Execute the following statement to query data in the table:

SELECT * FROM <catalog>.<database>.<table>;

Parameters in the preceding statement

Parameter	Description
`<catalog>`	The name of the data source to which you want to connect. You can run the `show catalogs;` command to view all catalogs. You can also view all catalogs on the Configure tab of the Presto service page in the EMR console.
`<database>`	The name of the database that you want to query.
`<table>`	The name of the table that you want to query.

For example, if you want to query data from the test table in the default database of Hive, you can execute the SELECT * FROM hive.default.test; statement.

(Optional) Step 5: Enable data permission management

Specific business scenarios require high data security and proper data permission management of data lakes. To enable data permission management, perform the following steps:

Enable DLF permission management for your EMR cluster. For more information, see DLF-Auth.
Enable permission management for your data catalogs in DLF. For more information, see Configure permissions.

The configured permission management applies to all the data in your EMR cluster. To access data in the EMR cluster, users must be granted the required permissions.

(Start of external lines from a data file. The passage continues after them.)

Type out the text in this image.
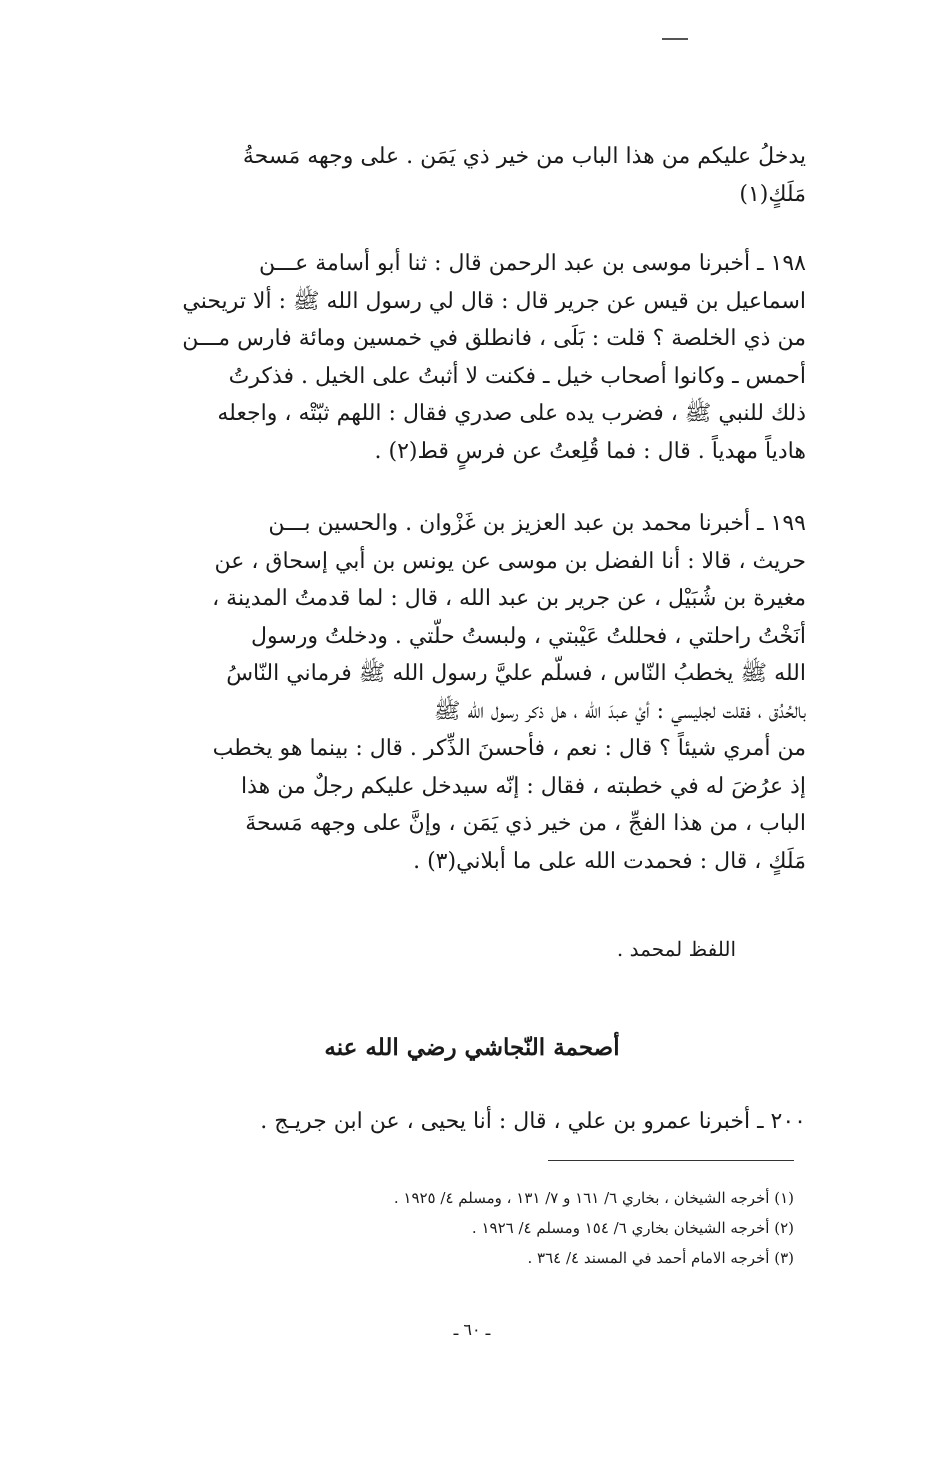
يدخلُ عليكم من هذا الباب من خير ذي يَمَن . على وجهه مَسحةُ
مَلَكٍ(١)
١٩٨ ـ أخبرنا موسى بن عبد الرحمن قال : ثنا أبو أسامة عـــن
اسماعيل بن قيس عن جرير قال : قال لي رسول الله ﷺ : ألا تريحني
من ذي الخلصة ؟ قلت : بَلَى ، فانطلق في خمسين ومائة فارس مـــن
أحمس ـ وكانوا أصحاب خيل ـ فكنت لا أثبتُ على الخيل . فذكرتُ
ذلك للنبي ﷺ ، فضرب يده على صدري فقال : اللهم ثبّتْه ، واجعله
هادياً مهدياً . قال : فما قُلِعتُ عن فرسٍ قط(٢) .
١٩٩ ـ أخبرنا محمد بن عبد العزيز بن غَزْوان . والحسين بـــن
حريث ، قالا : أنا الفضل بن موسى عن يونس بن أبي إسحاق ، عن
مغيرة بن شُبَيْل ، عن جرير بن عبد الله ، قال : لما قدمتُ المدينة ،
أنَخْتُ راحلتي ، فحللتُ عَيْبتي ، ولبستُ حلّتي . ودخلتُ ورسول
الله ﷺ يخطبُ النّاس ، فسلّم عليَّ رسول الله ﷺ فرماني النّاسُ
بالحُدُق ، فقلت لجليسي : أيْ عبدَ الله ، هل ذكر رسول الله ﷺ
من أمري شيئاً ؟ قال : نعم ، فأحسنَ الذِّكر . قال : بينما هو يخطب
إذ عرُضَ له في خطبته ، فقال : إنّه سيدخل عليكم رجلٌ من هذا
الباب ، من هذا الفجِّ ، من خير ذي يَمَن ، وإنَّ على وجهه مَسحةَ
مَلَكٍ ، قال : فحمدت الله على ما أبلاني(٣) .
اللفظ لمحمد .
أصحمة النّجاشي رضي الله عنه
٢٠٠ ـ أخبرنا عمرو بن علي ، قال : أنا يحيى ، عن ابن جريـج .
(١) أخرجه الشيخان ، بخاري ٦/ ١٦١ و ٧/ ١٣١ ، ومسلم ٤/ ١٩٢٥ .
(٢) أخرجه الشيخان بخاري ٦/ ١٥٤ ومسلم ٤/ ١٩٢٦ .
(٣) أخرجه الامام أحمد في المسند ٤/ ٣٦٤ .
ـ ٦٠ ـ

For information about how to grant permissions to users, see Data authorization. For more information, see Use DLF and EMR to manage permissions.

(Optional) Step 6: Implement lifecycle management

You can use the lifecycle management feature to configure data management rules for databases and data tables in a data lake. You can convert the storage class of data in OSS on a regular basis based on the following three types of rules: partition and table creation time, last modification time of partitions and tables, and partition value. This reduces data storage costs. For more information, see Lifecycle management.